Although crypto currencies are yet to go mainstream, the fantastic appreciation of the value of the Bitcoin is pushing many central banks to issue their own digital currency.
On Thursday, Yves Mersch, a member of the European Central Bank’s executive board stated, if banks were to speed up the introduction of instant payments it would go a long way to curtail the allure of digital currencies, including the Bitcoin.
With the value of the Bitcoin zooming past $11,000, cryptocurrencies have gained significant prominence
Although Mersch has dismissed digital tokens, he has urged commercial banks to provide an alternative to them.
“Banks need to implement instant payments as soon as possible and provide an alternative narrative to the ongoing public debate on the alleged innovation brought by virtual currency schemes,” said Mersch.
Although their adoption by retailers is still marginal, private digital currencies are a source of worry for central bankers since they threaten their control over the banking system and money supply, both of which are fundamental tools in monetary policies to manage inflation.
This is the reason why some central banks, including UK’s Bank of England and Sweden’s Riksbank are weighing the merits of introducing their own digital currency.
Mersch said the ECB would “experiment with cash on different digital technologies” but did not see scope for “adventurous applications” of such technology.

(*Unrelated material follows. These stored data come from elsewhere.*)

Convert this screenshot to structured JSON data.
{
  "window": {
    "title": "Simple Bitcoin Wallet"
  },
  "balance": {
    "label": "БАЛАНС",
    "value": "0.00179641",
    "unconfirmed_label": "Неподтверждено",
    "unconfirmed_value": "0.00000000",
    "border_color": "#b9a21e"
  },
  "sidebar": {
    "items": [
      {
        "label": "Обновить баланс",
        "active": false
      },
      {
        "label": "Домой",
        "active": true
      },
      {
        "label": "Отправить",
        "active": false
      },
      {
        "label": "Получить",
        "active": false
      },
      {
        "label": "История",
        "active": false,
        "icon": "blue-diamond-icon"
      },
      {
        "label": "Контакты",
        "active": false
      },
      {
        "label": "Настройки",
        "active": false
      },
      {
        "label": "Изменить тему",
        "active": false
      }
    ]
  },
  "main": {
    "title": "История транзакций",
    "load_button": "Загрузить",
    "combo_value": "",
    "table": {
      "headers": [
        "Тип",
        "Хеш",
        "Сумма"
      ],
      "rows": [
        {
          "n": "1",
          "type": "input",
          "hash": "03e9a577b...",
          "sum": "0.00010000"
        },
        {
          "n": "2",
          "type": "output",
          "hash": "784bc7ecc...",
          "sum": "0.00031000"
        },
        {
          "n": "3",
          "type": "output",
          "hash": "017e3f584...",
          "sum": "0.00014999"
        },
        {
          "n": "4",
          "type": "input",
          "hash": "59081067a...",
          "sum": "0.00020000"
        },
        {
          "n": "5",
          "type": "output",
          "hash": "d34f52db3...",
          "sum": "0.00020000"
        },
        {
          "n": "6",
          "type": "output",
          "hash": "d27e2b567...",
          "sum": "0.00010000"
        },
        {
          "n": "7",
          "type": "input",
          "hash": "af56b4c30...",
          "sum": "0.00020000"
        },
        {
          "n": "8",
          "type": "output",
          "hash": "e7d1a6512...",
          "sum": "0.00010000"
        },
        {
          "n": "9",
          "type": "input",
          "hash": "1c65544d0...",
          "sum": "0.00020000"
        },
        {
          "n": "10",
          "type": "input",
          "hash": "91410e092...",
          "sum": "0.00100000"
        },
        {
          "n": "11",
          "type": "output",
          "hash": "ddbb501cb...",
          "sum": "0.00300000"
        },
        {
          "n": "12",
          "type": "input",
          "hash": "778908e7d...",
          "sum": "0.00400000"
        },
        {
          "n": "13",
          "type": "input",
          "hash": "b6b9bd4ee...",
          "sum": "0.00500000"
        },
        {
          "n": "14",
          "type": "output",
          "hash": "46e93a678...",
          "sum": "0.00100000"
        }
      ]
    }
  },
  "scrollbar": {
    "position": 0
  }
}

“We shall also experiment with cash on different digital technologies,” said Mersch. “Other adventurous applications of a more disruptive nature are simply not robust enough.”
His comments were echoed by Carl-Ludwig Thiele, a member of Bundesbank’s board who said a digital currency, such as Sweden’s proposed eKrona, is unlikely to be introduced in Germany, where cash payments are still prevalent.
“The issue of digital central bank money is in our view not a realistic option for the foreseeable future,” said Thiele at an event.